Ten years ago today I was woken by a text message from a friend who wanted to check that I was okay.
I was fine I replied, but why did they ask?
London had been brutally bombed and you know the rest of the story, it’s been played out in the media over and over again today.
I went to work that day at a milkshake shop in Kingston, and I was shaken. It was all anyone could talk about, it was all the customers could talk about. As the rolling news kept rolling those of us at work started to get frustrated, like we wanted to help but we couldn’t. Everyone wanted to help, but they couldn’t.
The next day I went on the tube. I got on at Waterloo at rush hour and I was alone on the escalators, the platform and the carriage. I was so freaked out that I got off at Embankment and walked to my central London destination. It’s the only time I’ve let it get to me, the only time I’ve been scared enough to get off and walk. I wanted to get the tube to show solidarity and I ended up being defeated, overawed by the terror that four people showered onto the city. It was numbing and I regretted it feeling like I’d let someone down.
A few months later, in my second year of university, I applied for the Philip Russell travel scholarship. Philip Russell was a man who I didn’t know, and someone I’d be unlikely to come across in my life then, and my life now, yet we’re forever entwined.
Philip had his life taken from him in Tavistock Square. He worked for JP Morgan and had got on a bus because he couldn’t get on the tube because of the first bombings. He wanted to get to work, and I value that in a person. I’m a trudger, and I’ll walk miles to meet a commitment that I’ve made, and so on a day when he could have turned back, Philip went on. Sadly, he went on.
He had previously studied at Kingston University, where I studied, and then went travelling before starting a career in banking. Because of this his family, and employer, felt that a scholarship to support young people to travel and do some good in the world would be a suitable memorial to him.
I completed by application, submitted it and then received a call to meet the board of people who would decide on who got the scholarship. It included Philip’s parents.
My application revolved around a group of students going to Nepal to work with children who had been trafficked and rescued. I was the only interviewee who turned up without a powerpoint, I just had a folder. It is a big black folder, and it still sits in my room now. My Dad gave it to me.
It contained photographs from a previous trip to Nepal, a letter from my local MP supporting the project and a range of materials about why we needed to go. It was basic but I gave it my all. I cried as I presented, and I gesticulated like no one ever should when trying to act professional. Below are pictures of my presentation.

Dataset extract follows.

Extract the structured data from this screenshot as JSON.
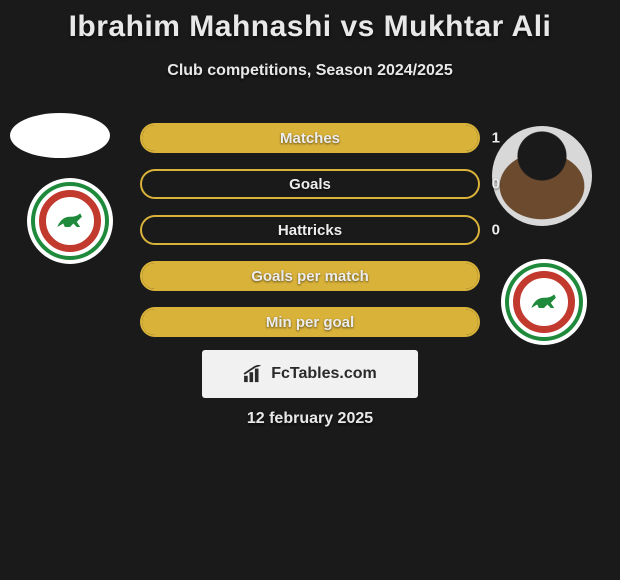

The scholarship was won, and well deservedly so, by a trainee human rights lawyer called Tanya Cunningham. It meant that she could spend six months in Cambodia working with the charity Legal Services for Children and Women.
I was gutted, but then I received a call. My band of volunteers who wanted to go to Nepal were going to be awarded £3,000 to help fund the trip because the board were so impressed with what we were looking to achieve. Along with fashion shows, dinners, and a range of other fundraising activity, we were on our way.

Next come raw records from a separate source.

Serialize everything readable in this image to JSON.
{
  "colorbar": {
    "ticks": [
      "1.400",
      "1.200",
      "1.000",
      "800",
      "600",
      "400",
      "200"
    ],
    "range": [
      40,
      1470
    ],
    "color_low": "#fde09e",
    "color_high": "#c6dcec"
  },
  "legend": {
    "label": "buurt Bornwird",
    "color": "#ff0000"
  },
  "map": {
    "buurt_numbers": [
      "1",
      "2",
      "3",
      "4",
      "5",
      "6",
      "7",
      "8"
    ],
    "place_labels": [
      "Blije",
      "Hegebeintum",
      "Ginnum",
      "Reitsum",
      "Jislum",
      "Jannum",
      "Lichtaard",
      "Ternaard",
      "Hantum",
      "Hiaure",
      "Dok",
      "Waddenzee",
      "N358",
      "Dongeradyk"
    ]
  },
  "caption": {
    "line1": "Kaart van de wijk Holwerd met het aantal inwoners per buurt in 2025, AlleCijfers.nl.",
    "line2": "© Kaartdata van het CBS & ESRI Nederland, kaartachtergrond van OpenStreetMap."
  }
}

That trip, which is too much for me to put down now, changed my life. I found a focus, and that focus was working to make the community a better place. After graduating I worked at an international NGO based in Uganda, I worked for the NHS, and now I work for a charity that supports foster carers and children living in foster care.
The opportunity to go to Nepal opened my eyes to the sheer brutality of the world, but it also opened them to the majesty of it all.
If you ever have the opportunity to sit down and talk with a group of children who have been through hell, come back, and are now flourishing then you’ll know what I mean.
I do not believe that I’d be where I am, doing what I am, and living a life that I enjoy, without the opportunity to go to Nepal in 2006 with the support of the scholarship. I can only thank his parents for maybe seeing a little bit of him in me and deciding to give us the nod.
In a turn of events, which in the grand scheme of things isn’t that odd, the charity that I work for hold our annual conference at BMA House in Tavistock Square, London. Each time I go there I make sure I have a moment of quiet reflection before going back to work, motivated to keep on making a difference.
I also have to say a huge thanks to my parents who took me to Nepal in 2001 and showed me that amazing country. And a huge amount of respect must also be shown to a gentleman called Philip Holmes who set up the charity we went to Nepal to work with, the Esther Benjamin’s Trust. He now runs a superb charity called Freedom Matters who fight trafficking and frees Nepali children and young people who have been trafficked.
Philip Russell – you’re remembered around the world and your positivity inspired those that loved you to ensure that you kept on travelling.